At the heart of the investigation were the ways insurers in the Medicare Advantage program document diagnoses for enrollees. The payments the companies receive from the federal government are tied to the health status of their customers. Patients with more, and more serious, diagnoses generally draw higher payments for the health plans.
The HHS inspector general’s investigation focused on two controversial strategies used by Medicare Advantage companies to tally diagnoses.
In one, the insurers or their contractors review patients’ charts for evidence of diagnoses that doctors didn’t specifically flag. The other involves health-risk assessments, or HRAs, that are often conducted by the vendors in patients’ homes.
Both strategies are allowed under Medicare rules, but “our findings raise concerns about the extent to which certain MA companies may have inappropriately leveraged both chart reviews and HRAs to maximize risk-adjusted payments,” the report said.
The report focused on diagnoses generated by these two methods that weren’t also found in the insurers’ records of services rendered to patients, implying that patients didn’t get care tied to these diagnoses.
The suspect diagnoses were linked to around $9.2 billion in payments to Medicare Advantage plans in 2017, according to the report.

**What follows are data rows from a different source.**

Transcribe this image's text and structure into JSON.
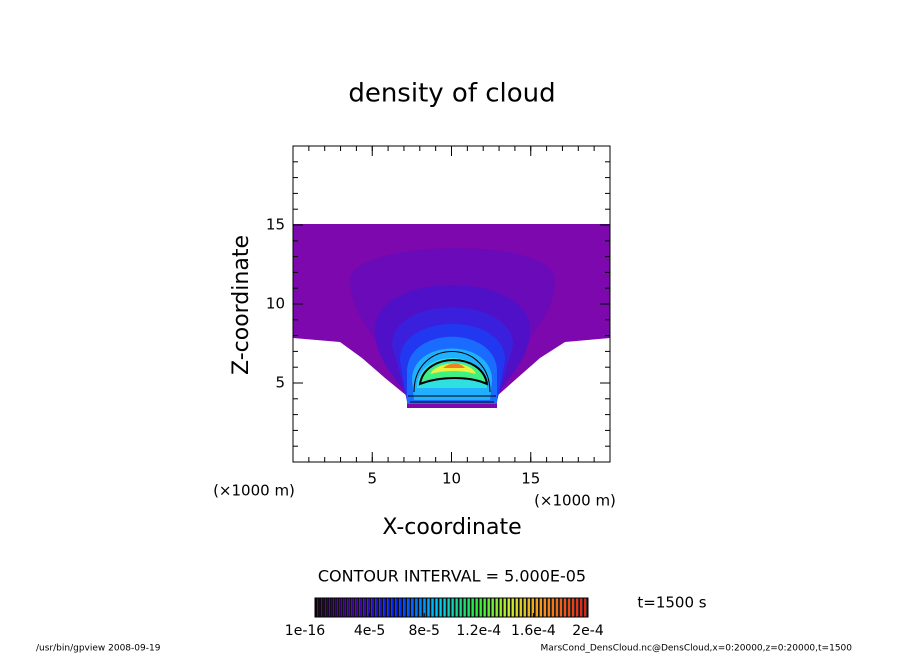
{
  "chart_data": {
    "type": "contour",
    "title": "density of cloud",
    "x_label": "X-coordinate",
    "y_label": "Z-coordinate",
    "x_unit": "(×1000 m)",
    "y_unit": "(×1000 m)",
    "xlim": [
      0,
      20
    ],
    "ylim": [
      0,
      20
    ],
    "xticks": [
      5,
      10,
      15
    ],
    "yticks": [
      5,
      10,
      15
    ],
    "contour_interval": "CONTOUR INTERVAL = 5.000E-05",
    "colorbar_ticks": [
      {
        "value": 1e-16,
        "label": "1e-16"
      },
      {
        "value": 4e-05,
        "label": "4e-5"
      },
      {
        "value": 8e-05,
        "label": "8e-5"
      },
      {
        "value": 0.00012,
        "label": "1.2e-4"
      },
      {
        "value": 0.00016,
        "label": "1.6e-4"
      },
      {
        "value": 0.0002,
        "label": "2e-4"
      }
    ],
    "time_label": "t=1500 s",
    "footer_left": "/usr/bin/gpview  2008-09-19",
    "footer_right": "MarsCond_DensCloud.nc@DensCloud,x=0:20000,z=0:20000,t=1500"
  }
}
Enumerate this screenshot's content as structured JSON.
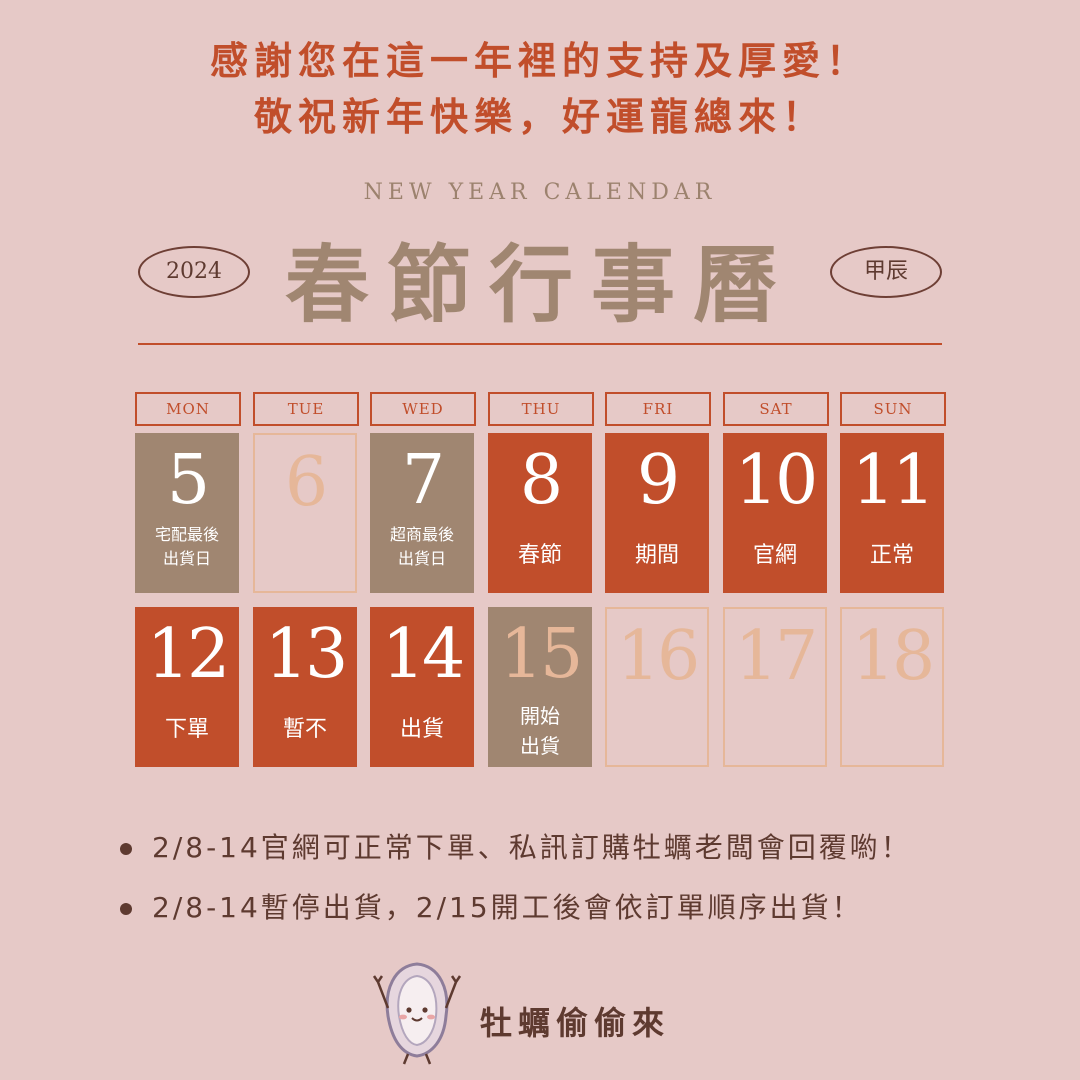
{
  "greeting": {
    "line1": "感謝您在這一年裡的支持及厚愛！",
    "line2": "敬祝新年快樂，好運龍總來！"
  },
  "header": {
    "subtitle": "NEW YEAR CALENDAR",
    "title": "春節行事曆",
    "year": "2024",
    "zodiac": "甲辰"
  },
  "colors": {
    "background": "#e6c9c7",
    "accent_red": "#c14e2b",
    "taupe": "#a08671",
    "outline": "#e6b799",
    "text_dark": "#5e3a30"
  },
  "calendar": {
    "weekdays": [
      "MON",
      "TUE",
      "WED",
      "THU",
      "FRI",
      "SAT",
      "SUN"
    ],
    "row1": [
      {
        "day": "5",
        "line1": "宅配最後",
        "line2": "出貨日"
      },
      {
        "day": "6",
        "line1": "",
        "line2": ""
      },
      {
        "day": "7",
        "line1": "超商最後",
        "line2": "出貨日"
      },
      {
        "day": "8",
        "label": "春節"
      },
      {
        "day": "9",
        "label": "期間"
      },
      {
        "day": "10",
        "label": "官網"
      },
      {
        "day": "11",
        "label": "正常"
      }
    ],
    "row2": [
      {
        "day": "12",
        "label": "下單"
      },
      {
        "day": "13",
        "label": "暫不"
      },
      {
        "day": "14",
        "label": "出貨"
      },
      {
        "day": "15",
        "line1": "開始",
        "line2": "出貨"
      },
      {
        "day": "16"
      },
      {
        "day": "17"
      },
      {
        "day": "18"
      }
    ]
  },
  "notes": [
    "2/8-14官網可正常下單、私訊訂購牡蠣老闆會回覆喲！",
    "2/8-14暫停出貨，2/15開工後會依訂單順序出貨！"
  ],
  "brand": {
    "name": "牡蠣偷偷來",
    "logo_icon": "oyster-mascot-icon"
  }
}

The 20 companies that benefited disproportionately together drew 54% of that total while representing 31% of enrollment, the report said. The remaining 46% of the $9.2 billion went to 142 companies that collectively enrolled 69% of the Medicare Advantage membership.
The unnamed large company highlighted in the report generated about 58% of the payments in the analysis drawn by health-risk assessments. Its share was particularly large in payments tied to certain diagnoses, such as respiratory arrest, protein-calorie malnutrition and major depressive, bipolar and paranoid disorders, according to the report.

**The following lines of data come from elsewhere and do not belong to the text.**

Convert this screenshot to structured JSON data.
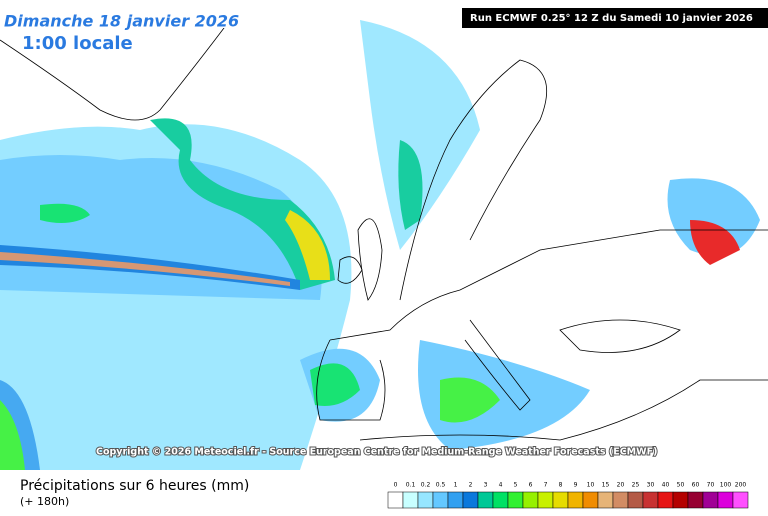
{
  "header": {
    "date": "Dimanche 18 janvier 2026",
    "time": "1:00 locale",
    "run": "Run ECMWF 0.25° 12 Z du Samedi 10 janvier 2026"
  },
  "copyright": "Copyright © 2026 Meteociel.fr - Source European Centre for Medium-Range Weather Forecasts (ECMWF)",
  "footer": {
    "title": "Précipitations sur 6 heures (mm)",
    "lead": "(+ 180h)"
  },
  "legend": [
    {
      "label": "0",
      "color": "#ffffff"
    },
    {
      "label": "0.1",
      "color": "#c8ffff"
    },
    {
      "label": "0.2",
      "color": "#96e6ff"
    },
    {
      "label": "0.5",
      "color": "#64c8ff"
    },
    {
      "label": "1",
      "color": "#32a0f0"
    },
    {
      "label": "2",
      "color": "#0a78dc"
    },
    {
      "label": "3",
      "color": "#00c896"
    },
    {
      "label": "4",
      "color": "#00e164"
    },
    {
      "label": "5",
      "color": "#32f032"
    },
    {
      "label": "6",
      "color": "#96f000"
    },
    {
      "label": "7",
      "color": "#c8f000"
    },
    {
      "label": "8",
      "color": "#e6dc00"
    },
    {
      "label": "9",
      "color": "#f0b400"
    },
    {
      "label": "10",
      "color": "#f08c00"
    },
    {
      "label": "15",
      "color": "#e6b478"
    },
    {
      "label": "20",
      "color": "#d28c64"
    },
    {
      "label": "25",
      "color": "#b45a46"
    },
    {
      "label": "30",
      "color": "#c83232"
    },
    {
      "label": "40",
      "color": "#e61414"
    },
    {
      "label": "50",
      "color": "#b40000"
    },
    {
      "label": "60",
      "color": "#960032"
    },
    {
      "label": "70",
      "color": "#a00096"
    },
    {
      "label": "100",
      "color": "#dc00dc"
    },
    {
      "label": "200",
      "color": "#ff50ff"
    }
  ]
}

The report’s recommendations include having CMS “take additional actions to determine the appropriateness of payments and care for the one MA company that substantially drove risk-adjusted payments from chart reviews and HRAs.”
UnitedHealth is the biggest player in Medicare Advantage, a major growth engine for the industry.

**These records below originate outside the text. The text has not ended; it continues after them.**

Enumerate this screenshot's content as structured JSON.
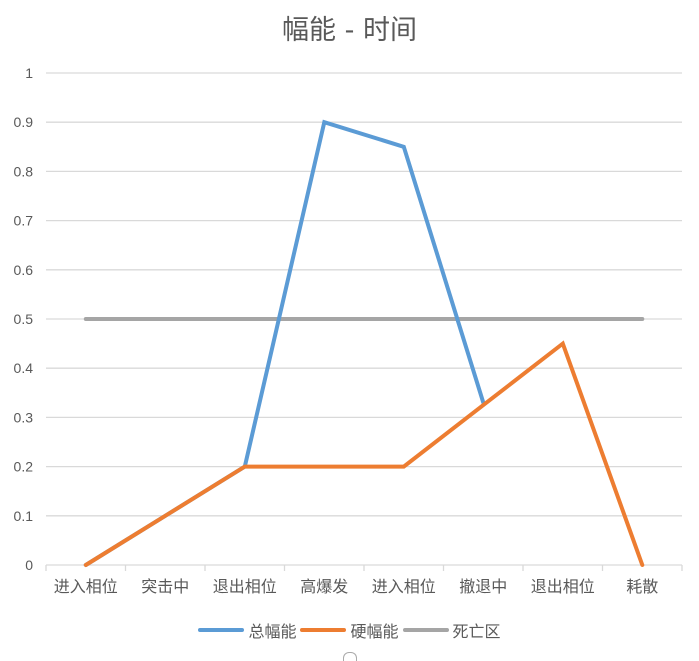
{
  "chart_data": {
    "type": "line",
    "title": "幅能 - 时间",
    "xlabel": "",
    "ylabel": "",
    "ylim": [
      0,
      1
    ],
    "yticks": [
      "0",
      "0.1",
      "0.2",
      "0.3",
      "0.4",
      "0.5",
      "0.6",
      "0.7",
      "0.8",
      "0.9",
      "1"
    ],
    "categories": [
      "进入相位",
      "突击中",
      "退出相位",
      "高爆发",
      "进入相位",
      "撤退中",
      "退出相位",
      "耗散"
    ],
    "grid": true,
    "legend_position": "bottom",
    "series": [
      {
        "name": "总幅能",
        "color": "#5B9BD5",
        "values": [
          0,
          0.1,
          0.2,
          0.9,
          0.85,
          0.33,
          null,
          null
        ]
      },
      {
        "name": "硬幅能",
        "color": "#ED7D31",
        "values": [
          0,
          0.1,
          0.2,
          0.2,
          0.2,
          0.325,
          0.45,
          0
        ]
      },
      {
        "name": "死亡区",
        "color": "#A5A5A5",
        "values": [
          0.5,
          0.5,
          0.5,
          0.5,
          0.5,
          0.5,
          0.5,
          0.5
        ]
      }
    ]
  },
  "legend": {
    "items": [
      {
        "label": "总幅能",
        "color": "#5B9BD5"
      },
      {
        "label": "硬幅能",
        "color": "#ED7D31"
      },
      {
        "label": "死亡区",
        "color": "#A5A5A5"
      }
    ]
  }
}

The total number of people enrolled in Medicare Advantage plans has risen to more than 26 million this year, according to a Kaiser Family Foundation analysis released in June. That is about 42% of all Medicare beneficiaries, up from 31% five years ago.
Concerns that insurers are inflating the “risk scores” that result from documenting enrollees’ diagnoses are longstanding, but federal prosecutors’ and investigators’ focus on industry practices has increased in recent years.
In March 2020, federal prosecutors sued Anthem Inc., alleging the Indianapolis-based insurer had fraudulently reaped overpayments from the federal government by failing to delete inaccurate diagnosis codes.
Federal prosecutors in July of this year announced they were intervening in whistleblower suits against Kaiser Permanente, also focused on risk-score documentation.
Last week, the Justice Department joined another whistleblower action, suing Independent Health Association, a Buffalo-based insurer. The suit alleged that Independent Health submitted diagnosis codes that weren’t supported by evidence.
Anthem declined to comment. Kaiser Permanente said in a previous statement that it was “compliant with Medicare Advantage program requirements, and we intend to strongly defend against the lawsuits alleging otherwise.” A spokesman for Independent Health said it denied “all allegations of wrongdoing in this lawsuit.”
In April, the HHS Office of Inspector General released an audit of diagnosis codes submitted by Humana Inc. that found the company, the-second biggest Medicare Advantage provider after UnitedHealth, was overpaid about $200 million for 2015. Humana said at the time that the inspector general’s “methodology is inconsistent with statistical and actuarial principles,” and said it would work cooperatively to resolve the review.
The HHS inspector general also released reports last year and in 2019 looking at the industry’s diagnosis-documentation practices.